Philip Dryden worked for a Fleet Street newspaper until he and his wife were involved in a terrible car crash. Philip survived unscathed, but his wife has been in a coma for five years. To be near the sanatorium where she lies, Philip takes a job near Cambridge, reporting mainly on dog shows and country fairs. But when a car containing a man's body is pulled from the nearby river, Philip's investigative instincts revive. And when a second body--this one dead for years--is discovered on top of the local cathedral, his interest is definitely piqued. Philip soon uncovers a link not only between the two deaths but also to a crime that took place 30 years earlier. Discovering the identity of the man who killed both victims becomes Philip's mission. The book starts slowly but quickly picks up momentum and then runs hell for leather to the final climax.
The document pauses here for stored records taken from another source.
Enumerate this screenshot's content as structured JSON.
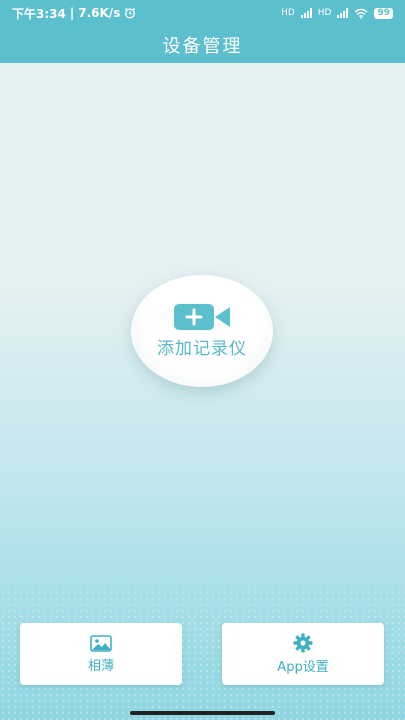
{
  "status_bar": {
    "time": "下午3:34",
    "net_speed": "7.6K/s",
    "separator": "|",
    "signal_label_1": "HD",
    "signal_label_2": "HD",
    "battery": "99"
  },
  "header": {
    "title": "设备管理"
  },
  "main": {
    "add_recorder_label": "添加记录仪"
  },
  "bottom_bar": {
    "album_label": "相薄",
    "settings_label": "App设置"
  },
  "colors": {
    "accent": "#5cbfcd",
    "text_accent": "#3fb0c2",
    "background": "#e6f1f3"
  },
  "icons": [
    "alarm-icon",
    "signal-icon",
    "wifi-icon",
    "battery-icon",
    "video-camera-plus-icon",
    "image-icon",
    "gear-icon"
  ]
}
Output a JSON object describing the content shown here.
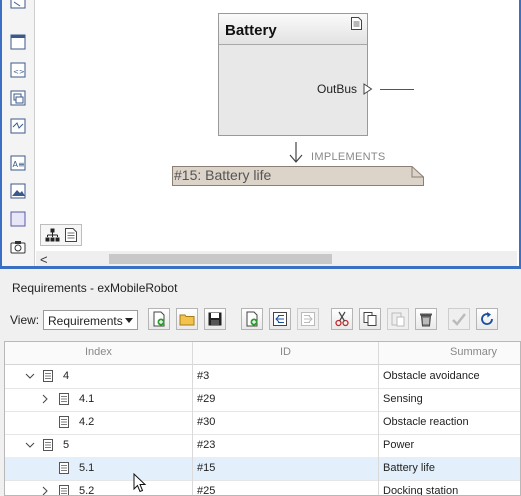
{
  "canvas": {
    "component": {
      "name": "Battery",
      "port": "OutBus"
    },
    "link": {
      "label": "IMPLEMENTS"
    },
    "requirement_note": "#15: Battery life",
    "scroll_left_glyph": "<"
  },
  "requirements_panel": {
    "title": "Requirements - exMobileRobot",
    "view_label": "View:",
    "view_selected": "Requirements",
    "columns": {
      "index": "Index",
      "id": "ID",
      "summary": "Summary"
    },
    "rows": [
      {
        "index": "4",
        "id": "#3",
        "summary": "Obstacle avoidance",
        "expanded": true,
        "level": 0
      },
      {
        "index": "4.1",
        "id": "#29",
        "summary": "Sensing",
        "expanded": false,
        "level": 1
      },
      {
        "index": "4.2",
        "id": "#30",
        "summary": "Obstacle reaction",
        "level": 1
      },
      {
        "index": "5",
        "id": "#23",
        "summary": "Power",
        "expanded": true,
        "level": 0
      },
      {
        "index": "5.1",
        "id": "#15",
        "summary": "Battery life",
        "level": 1,
        "selected": true
      },
      {
        "index": "5.2",
        "id": "#25",
        "summary": "Docking station",
        "expanded": false,
        "level": 1
      }
    ]
  },
  "toolbar_icons": [
    "add-requirement-icon",
    "open-folder-icon",
    "save-icon",
    "add-child-requirement-icon",
    "promote-icon",
    "demote-icon",
    "cut-icon",
    "copy-icon",
    "paste-icon",
    "delete-icon",
    "link-icon",
    "refresh-icon"
  ],
  "colors": {
    "accent": "#3a6fc4",
    "selected_row": "#e3f0fb",
    "note_fill": "#dcd3c9"
  }
}
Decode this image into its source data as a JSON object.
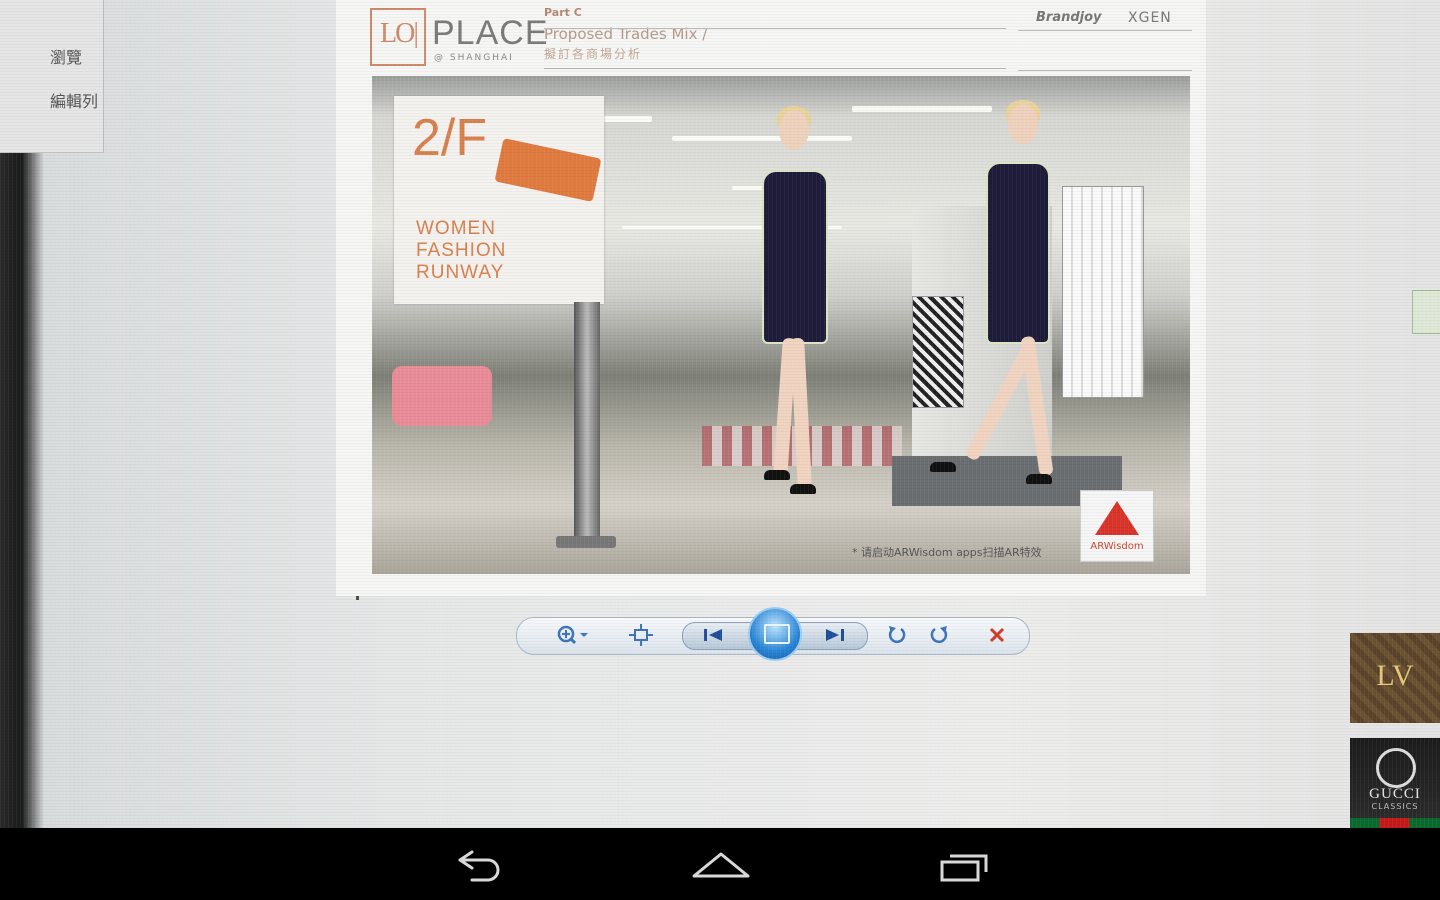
{
  "left_panel": {
    "items": [
      "瀏覽",
      "編輯列"
    ]
  },
  "slide": {
    "logo_mark": "LO|",
    "logo_word": "PLACE",
    "logo_sub": "@ SHANGHAI",
    "part_label": "Part C",
    "section_title": "Proposed Trades Mix /",
    "section_title_cn": "擬訂各商場分析",
    "brands": [
      "Brandjoy",
      "XGEN"
    ],
    "sign": {
      "floor": "2/F",
      "lines": [
        "WOMEN",
        "FASHION",
        "RUNWAY"
      ]
    },
    "badge": "ARWisdom",
    "note": "* 请启动ARWisdom apps扫描AR特效"
  },
  "viewer_toolbar": {
    "buttons": [
      {
        "name": "zoom",
        "icon": "zoom-icon"
      },
      {
        "name": "fit",
        "icon": "fit-window-icon"
      },
      {
        "name": "previous",
        "icon": "skip-previous-icon"
      },
      {
        "name": "slideshow",
        "icon": "slideshow-icon"
      },
      {
        "name": "next",
        "icon": "skip-next-icon"
      },
      {
        "name": "rotate-left",
        "icon": "rotate-ccw-icon"
      },
      {
        "name": "rotate-right",
        "icon": "rotate-cw-icon"
      },
      {
        "name": "delete",
        "icon": "close-icon"
      }
    ],
    "colors": {
      "icon": "#3b74b8",
      "delete": "#d23a2a",
      "play": "#2a86d6"
    }
  },
  "thumbnails": [
    {
      "label": "LV"
    },
    {
      "label": "GUCCI",
      "sub": "CLASSICS"
    }
  ],
  "android_nav": [
    "back-icon",
    "home-icon",
    "recents-icon"
  ]
}
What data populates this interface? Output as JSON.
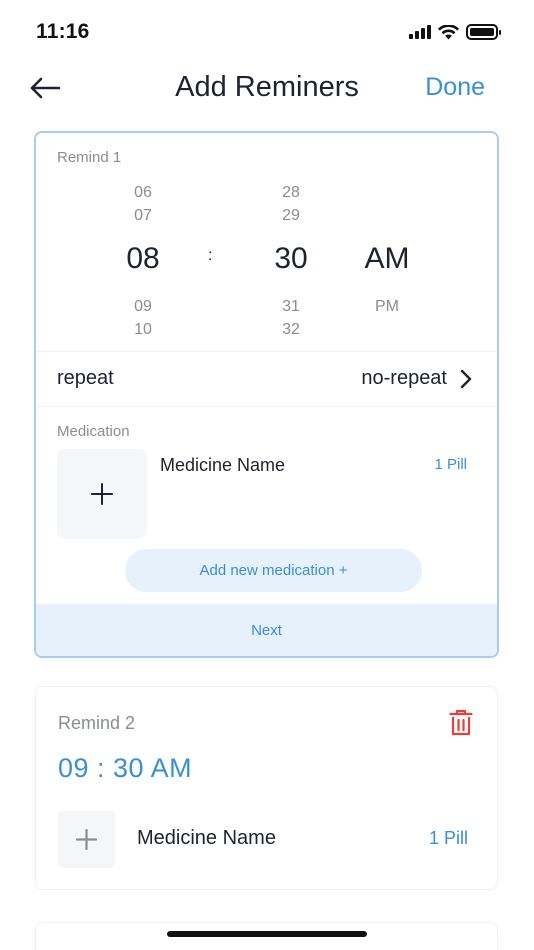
{
  "status_bar": {
    "time": "11:16"
  },
  "nav": {
    "title": "Add Reminers",
    "done_label": "Done"
  },
  "remind_1": {
    "label": "Remind 1",
    "hour": {
      "above": [
        "06",
        "07"
      ],
      "selected": "08",
      "below": [
        "09",
        "10"
      ]
    },
    "separator": ":",
    "minute": {
      "above": [
        "28",
        "29"
      ],
      "selected": "30",
      "below": [
        "31",
        "32"
      ]
    },
    "period": {
      "selected": "AM",
      "below": [
        "PM"
      ]
    },
    "repeat": {
      "label": "repeat",
      "value": "no-repeat"
    },
    "medication": {
      "section_label": "Medication",
      "name": "Medicine Name",
      "dose": "1 Pill"
    },
    "add_medication_label": "Add new medication +",
    "next_label": "Next"
  },
  "remind_2": {
    "label": "Remind 2",
    "time": "09 : 30 AM",
    "medication": {
      "name": "Medicine Name",
      "dose": "1 Pill"
    }
  },
  "colors": {
    "accent": "#3a8fd6",
    "accent_light": "#e6f1fb",
    "danger": "#e5403c",
    "border_active": "#a8cdf0"
  },
  "icons": [
    "back-arrow-icon",
    "chevron-right-icon",
    "plus-icon",
    "trash-icon",
    "signal-icon",
    "wifi-icon",
    "battery-icon"
  ]
}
Strong characters, a riveting plot, plenty of humor, and an eccentric hero add up to a fine debut from the talented Mr. Kelly. Emily Melton
Copyright © American Library Association. All rights reserved

British author Kelly's strong debut introduces Philip Dryden, a reporter for a weekly newspaper in Cambridgeshire, England. Reporters are always in the thick of things when crimes happen in a small town, but Dryden is more involved than normal because he has made a deal with the devil. To help a policeman in trouble, he writes a not-quite-true news story, in exchange for the official report of the auto accident two years earlier that nearly killed Dryden and left his wife in a coma. Obsessed with finding out who rescued him but not his wife and then disappeared, he goes to dangerous lengths for answers. A masterful stylist, Kelly crafts sharp, crisp sentences so pure, so true, they qualify as modern poetry. The cold, bleak landscape of the fens seems to seep through the paper and chill the fingers turning the pages. Less impressively, the police report on the accident, when Dryden finally gets his hands on it, is anticlimactic, and he seems largely unaffected by what he learns. And the story concludes with one of those improbable "you might as well tell me everything before you shoot me" conversations between protagonist and killer, a mild disappointment from a writer of Kelly's skill. On balance, however, this is a solid mystery from a promising new talent.